即使 dim % pq_dim == 0，也对输入数据和查询应用随机旋转矩阵。

注意：如果 dim 不是 pq_dim 的倍数，则总是对输入数据和查询应用随机旋转以将工作空间从 dim 转换为 rot_dim，rot_dim 可能比原始空间稍大且是 pq_dim 的倍数（rot_dim % pq_dim == 0）。但是，当 dim 是 pq_dim 的倍数时，此转换不是必需的（dim == rot_dim，因此无需添加“额外”数据列/特征）。

默认情况下，如果 dim == rot_dim，旋转变换用单位矩阵初始化。当 force_random_rotation == true 时，无论 dim 和 pq_dim 的值如何，都会生成一个随机正交变换矩阵。
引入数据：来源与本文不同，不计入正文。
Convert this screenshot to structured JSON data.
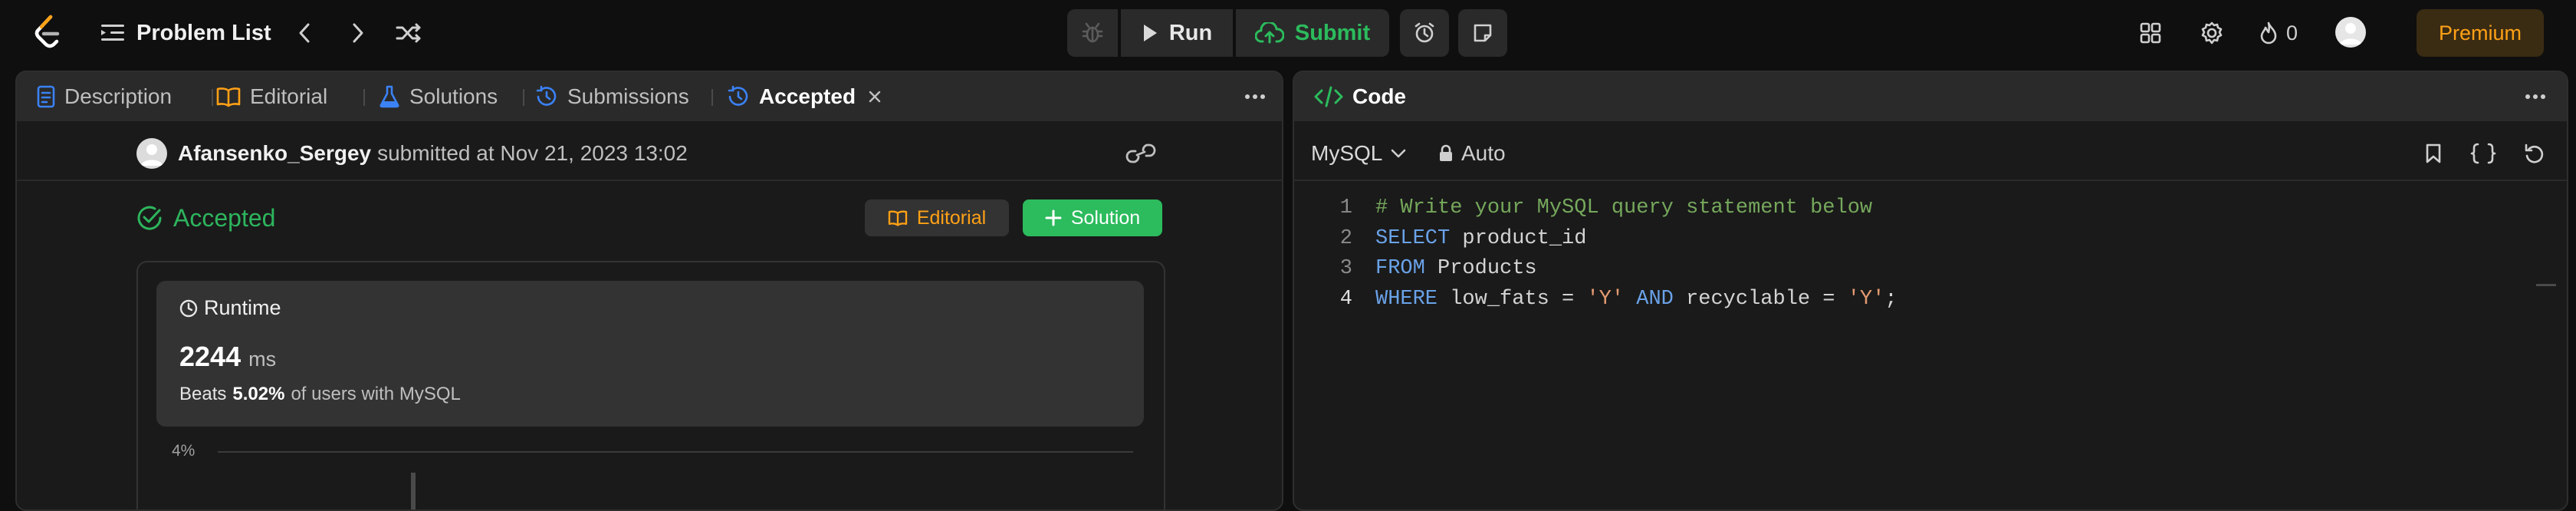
{
  "topbar": {
    "problem_list": "Problem List",
    "run": "Run",
    "submit": "Submit",
    "streak": "0",
    "premium": "Premium"
  },
  "left_tabs": {
    "description": "Description",
    "editorial": "Editorial",
    "solutions": "Solutions",
    "submissions": "Submissions",
    "accepted": "Accepted"
  },
  "submission": {
    "user": "Afansenko_Sergey",
    "submitted_text": "submitted at Nov 21, 2023 13:02",
    "status": "Accepted",
    "editorial_btn": "Editorial",
    "solution_btn": "Solution"
  },
  "runtime": {
    "title": "Runtime",
    "value": "2244",
    "unit": "ms",
    "beats_prefix": "Beats",
    "beats_pct": "5.02%",
    "beats_suffix": "of users with MySQL",
    "axis_label": "4%"
  },
  "code_panel": {
    "title": "Code",
    "language": "MySQL",
    "mode": "Auto",
    "line_numbers": [
      "1",
      "2",
      "3",
      "4"
    ],
    "comment": "# Write your MySQL query statement below",
    "kw_select": "SELECT",
    "select_rest": " product_id",
    "kw_from": "FROM",
    "from_rest": " Products",
    "kw_where": "WHERE",
    "where_1": " low_fats = ",
    "str_1": "'Y'",
    "kw_and": " AND",
    "where_2": " recyclable = ",
    "str_2": "'Y'",
    "semicolon": ";"
  },
  "colors": {
    "accent_green": "#2cbb5d",
    "accepted_green": "#2db55d",
    "editorial_orange": "#ffa116",
    "blue": "#3b82f6",
    "premium_text": "#ffa116",
    "panel_bg": "#1a1a1a",
    "header_bg": "#2a2a2a"
  }
}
bool conservative_memory_allocation#

默认情况下，该算法为单个聚类（list_data）分配的空间多于必需的空间。这允许分摊内存分配成本，并减少重复调用 extend（扩展数据库）期间的数据复制次数。

另一种方案是保守分配行为；启用后，该算法总是分配存储给定数量记录所需的最小内存量。如果您希望尽可能少地使用 GPU 内存用于数据库，请将此标志设置为 true。

uint32_t max_train_points_per_pq_code#: PQ 码本训练期间每个 PQ 代码使用的最大数据点数。每个 PQ 代码使用更多数据点可能会提高 PQ 码本的质量，但也可能增加构建时间。该参数适用于两种 PQ 码本生成方法，即 PER_SUBSPACE 和 PER_CLUSTER。在这两种情况下，我们将使用 pq_book_size * max_train_points_per_pq_code 个训练点来训练每个码本。

索引搜索参数#

typedef struct cuvsIvfPqSearchParams *cuvsIvfPqSearchParams_t#

cuvsError_t cuvsIvfPqSearchParamsCreate( cuvsIvfPqSearchParams_t *params )#

分配 IVF-PQ 搜索参数，并填充默认值。

参数：: params – [in] 要分配的 cuvsIvfPqSearchParams_t
返回：: cuvsError_t

cuvsError_t cuvsIvfPqSearchParamsDestroy( cuvsIvfPqSearchParams_t params )#

释放 IVF-PQ 搜索参数。

参数：: params – [in]
返回：: cuvsError_t

struct cuvsIvfPqSearchParams#

#include <ivf_pq.h>

搜索 IVF-PQ 索引的补充参数。

公共成员

uint32_t n_probes#: 要搜索的聚类数量。

cudaDataType_t lut_dtype#

搜索时动态创建的查找表的数据类型。

可能的值：[CUDA_R_32F, CUDA_R_16F, CUDA_R_8U]

使用低精度类型可以减少搜索时所需的共享内存量，因此即使对于维度较大的数据集，也可以使用快速共享内存内核。请注意，选择低精度类型时，召回率会略有下降。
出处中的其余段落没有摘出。